RAMALLAH Ñ The Palestinian Authority has pledged to maintain plans
to merge additional security units as part of a U.S.-sponsored reform plan.
PA officials said the mergers would include unifying the commands of
several security agencies under the responsibility of the Interior Ministry.
For the last four months, the ministry was operated by Security Affairs
Minister Mohammed Dahlan, though under the formal portfolio of Prime
Minister Mahmoud Abbas.
Abbas resigned last week and PA Chairman has appointed a replacement and
ordered a Cabinet reshuffle. The most likely candidate to replace Dahlan is
Gen.

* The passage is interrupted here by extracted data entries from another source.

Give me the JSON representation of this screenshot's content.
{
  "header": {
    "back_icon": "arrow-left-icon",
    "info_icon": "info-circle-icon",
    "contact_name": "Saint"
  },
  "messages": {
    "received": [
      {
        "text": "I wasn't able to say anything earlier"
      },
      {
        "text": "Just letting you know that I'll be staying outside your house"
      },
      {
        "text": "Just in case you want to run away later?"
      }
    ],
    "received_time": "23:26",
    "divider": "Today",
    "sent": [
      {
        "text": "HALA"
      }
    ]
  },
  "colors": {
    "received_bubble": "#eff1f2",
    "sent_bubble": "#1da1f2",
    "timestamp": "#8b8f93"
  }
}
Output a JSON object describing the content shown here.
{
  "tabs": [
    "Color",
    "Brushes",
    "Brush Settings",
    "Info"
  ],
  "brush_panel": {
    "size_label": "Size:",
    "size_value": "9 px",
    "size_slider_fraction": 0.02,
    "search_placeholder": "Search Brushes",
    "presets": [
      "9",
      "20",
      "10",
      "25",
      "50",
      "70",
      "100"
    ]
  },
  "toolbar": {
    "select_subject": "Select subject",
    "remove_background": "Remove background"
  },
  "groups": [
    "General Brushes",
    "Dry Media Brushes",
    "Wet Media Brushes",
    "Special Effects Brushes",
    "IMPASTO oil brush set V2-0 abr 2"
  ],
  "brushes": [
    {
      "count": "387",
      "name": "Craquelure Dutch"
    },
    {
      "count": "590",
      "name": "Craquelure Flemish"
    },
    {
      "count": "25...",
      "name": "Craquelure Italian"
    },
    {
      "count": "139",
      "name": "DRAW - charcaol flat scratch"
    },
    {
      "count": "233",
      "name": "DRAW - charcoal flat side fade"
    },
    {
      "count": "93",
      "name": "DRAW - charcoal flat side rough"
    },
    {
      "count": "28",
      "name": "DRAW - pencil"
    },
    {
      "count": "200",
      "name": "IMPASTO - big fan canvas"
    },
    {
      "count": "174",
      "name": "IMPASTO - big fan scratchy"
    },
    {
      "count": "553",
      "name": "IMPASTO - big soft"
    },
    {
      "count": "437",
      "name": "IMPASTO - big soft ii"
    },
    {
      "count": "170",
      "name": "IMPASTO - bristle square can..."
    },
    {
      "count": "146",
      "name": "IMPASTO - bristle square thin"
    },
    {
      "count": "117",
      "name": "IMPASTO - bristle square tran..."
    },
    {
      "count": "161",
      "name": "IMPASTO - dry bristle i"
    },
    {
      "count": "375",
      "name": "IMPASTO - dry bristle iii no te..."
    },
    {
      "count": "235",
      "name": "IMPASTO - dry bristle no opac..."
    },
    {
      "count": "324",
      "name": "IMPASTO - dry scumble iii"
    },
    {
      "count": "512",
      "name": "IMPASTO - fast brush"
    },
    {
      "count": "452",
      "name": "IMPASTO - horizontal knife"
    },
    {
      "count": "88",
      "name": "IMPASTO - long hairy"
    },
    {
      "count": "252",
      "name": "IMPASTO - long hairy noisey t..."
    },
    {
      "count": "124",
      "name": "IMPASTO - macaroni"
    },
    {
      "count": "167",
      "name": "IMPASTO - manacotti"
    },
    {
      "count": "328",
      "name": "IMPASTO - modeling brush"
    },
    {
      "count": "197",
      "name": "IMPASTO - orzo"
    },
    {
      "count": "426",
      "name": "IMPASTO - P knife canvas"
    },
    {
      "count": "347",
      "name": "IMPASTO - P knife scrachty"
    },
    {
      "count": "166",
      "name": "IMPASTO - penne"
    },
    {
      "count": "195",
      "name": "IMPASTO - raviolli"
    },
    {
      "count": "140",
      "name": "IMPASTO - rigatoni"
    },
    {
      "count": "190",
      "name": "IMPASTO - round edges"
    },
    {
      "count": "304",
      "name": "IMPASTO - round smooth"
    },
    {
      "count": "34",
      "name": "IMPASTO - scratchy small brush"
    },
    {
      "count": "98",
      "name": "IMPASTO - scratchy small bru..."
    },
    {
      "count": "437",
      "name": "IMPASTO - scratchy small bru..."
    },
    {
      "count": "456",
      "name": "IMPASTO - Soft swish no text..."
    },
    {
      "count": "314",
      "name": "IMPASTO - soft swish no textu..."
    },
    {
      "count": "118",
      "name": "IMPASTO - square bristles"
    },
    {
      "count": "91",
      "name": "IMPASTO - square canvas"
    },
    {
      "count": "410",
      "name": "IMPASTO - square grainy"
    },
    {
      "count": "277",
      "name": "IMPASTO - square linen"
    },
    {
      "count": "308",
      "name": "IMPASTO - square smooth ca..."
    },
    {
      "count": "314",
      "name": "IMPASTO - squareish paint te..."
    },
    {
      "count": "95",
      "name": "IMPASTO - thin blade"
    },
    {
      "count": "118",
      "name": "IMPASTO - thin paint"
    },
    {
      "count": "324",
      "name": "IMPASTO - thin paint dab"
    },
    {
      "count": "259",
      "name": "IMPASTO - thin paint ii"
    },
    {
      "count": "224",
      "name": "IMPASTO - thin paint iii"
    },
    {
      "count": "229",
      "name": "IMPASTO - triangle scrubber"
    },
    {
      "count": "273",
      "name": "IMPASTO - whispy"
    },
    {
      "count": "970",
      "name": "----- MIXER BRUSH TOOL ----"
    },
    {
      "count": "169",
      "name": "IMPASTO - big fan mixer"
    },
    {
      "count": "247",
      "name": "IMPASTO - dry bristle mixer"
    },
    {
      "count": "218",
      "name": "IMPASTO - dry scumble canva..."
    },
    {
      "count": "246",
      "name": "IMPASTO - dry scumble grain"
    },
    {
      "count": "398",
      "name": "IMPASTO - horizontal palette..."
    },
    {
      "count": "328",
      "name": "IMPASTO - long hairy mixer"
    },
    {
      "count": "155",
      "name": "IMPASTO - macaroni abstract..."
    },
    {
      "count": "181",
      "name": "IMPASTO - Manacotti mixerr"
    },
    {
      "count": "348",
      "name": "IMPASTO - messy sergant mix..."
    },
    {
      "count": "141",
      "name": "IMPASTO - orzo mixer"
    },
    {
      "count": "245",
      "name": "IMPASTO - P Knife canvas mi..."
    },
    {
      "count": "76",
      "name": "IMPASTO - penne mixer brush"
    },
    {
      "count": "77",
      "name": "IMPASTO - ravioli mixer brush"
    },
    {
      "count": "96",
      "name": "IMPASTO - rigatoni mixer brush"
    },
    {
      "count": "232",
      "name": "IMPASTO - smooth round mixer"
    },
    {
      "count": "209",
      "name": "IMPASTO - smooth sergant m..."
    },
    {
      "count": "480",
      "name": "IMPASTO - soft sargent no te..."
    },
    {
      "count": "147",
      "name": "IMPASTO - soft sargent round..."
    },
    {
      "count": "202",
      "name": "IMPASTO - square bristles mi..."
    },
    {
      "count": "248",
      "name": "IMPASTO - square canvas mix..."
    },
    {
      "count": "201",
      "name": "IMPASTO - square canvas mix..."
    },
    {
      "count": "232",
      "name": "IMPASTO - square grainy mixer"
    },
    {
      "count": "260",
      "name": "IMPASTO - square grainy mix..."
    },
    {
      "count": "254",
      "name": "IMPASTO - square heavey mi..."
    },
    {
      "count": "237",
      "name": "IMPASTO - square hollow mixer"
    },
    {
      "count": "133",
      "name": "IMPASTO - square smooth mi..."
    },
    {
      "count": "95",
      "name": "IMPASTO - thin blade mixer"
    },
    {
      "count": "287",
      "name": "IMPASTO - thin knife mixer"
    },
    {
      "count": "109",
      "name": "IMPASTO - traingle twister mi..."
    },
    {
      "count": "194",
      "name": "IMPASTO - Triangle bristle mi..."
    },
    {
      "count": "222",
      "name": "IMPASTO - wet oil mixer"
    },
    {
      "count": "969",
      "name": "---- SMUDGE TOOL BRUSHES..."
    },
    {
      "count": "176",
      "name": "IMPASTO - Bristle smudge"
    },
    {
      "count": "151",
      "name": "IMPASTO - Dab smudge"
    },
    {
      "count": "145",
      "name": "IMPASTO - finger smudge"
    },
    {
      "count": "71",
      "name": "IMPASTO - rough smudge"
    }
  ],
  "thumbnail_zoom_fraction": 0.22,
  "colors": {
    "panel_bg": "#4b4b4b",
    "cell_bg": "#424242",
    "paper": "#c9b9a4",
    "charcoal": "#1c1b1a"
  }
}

Nasser Yusef, a senior police commander in the Gaza Strip.
The reform process launched by Dahlan was sought to unify what for more
than a decade were separate branches of security agencies in the West Bank
and Gaza Strip. Officials said the mergers has already included the
Preventive
Security Apparatus, civil defense forces and passport control department.
On Sept. 4, the Interior Ministry said its security organizations have
been unified. The ministry cited the police force, with 14,618 officers,
most of them in the West Bank, the Preventive Security Apparatus, with 5,152
officers, the civil defense forces, with 727 members.
The Interior Ministry as well as Dahlan's Security Affairs Ministry have
received an estimated $200 million from the United States to facilitate the
reform of security agencies. Dahlan controls three of the PA's 13 security
agencies. The rest is under the direct control of PA Chairman Yasser Arafat
and has not adopted any part of the reform plan.
Officials said Dahlan's security reform plan would be overseen by the
new PA national security council. Arafat has appointed a 14-member council,
which he heads, and includes Dahlan, Brig. Gen. Jibril Rajoub and heads of
the security agencies.
"The Palestinian leadership has decided to unify all the Palestinian
security, police and intelligence networks within the framework of a council
called the National Security Council," Arafat spokesman Nabil Abu Rudeineh
said on Thursday.
"This council will meet immediately to put forward a work plan that will
guarantee the unity and effectiveness of the security forces apparatus."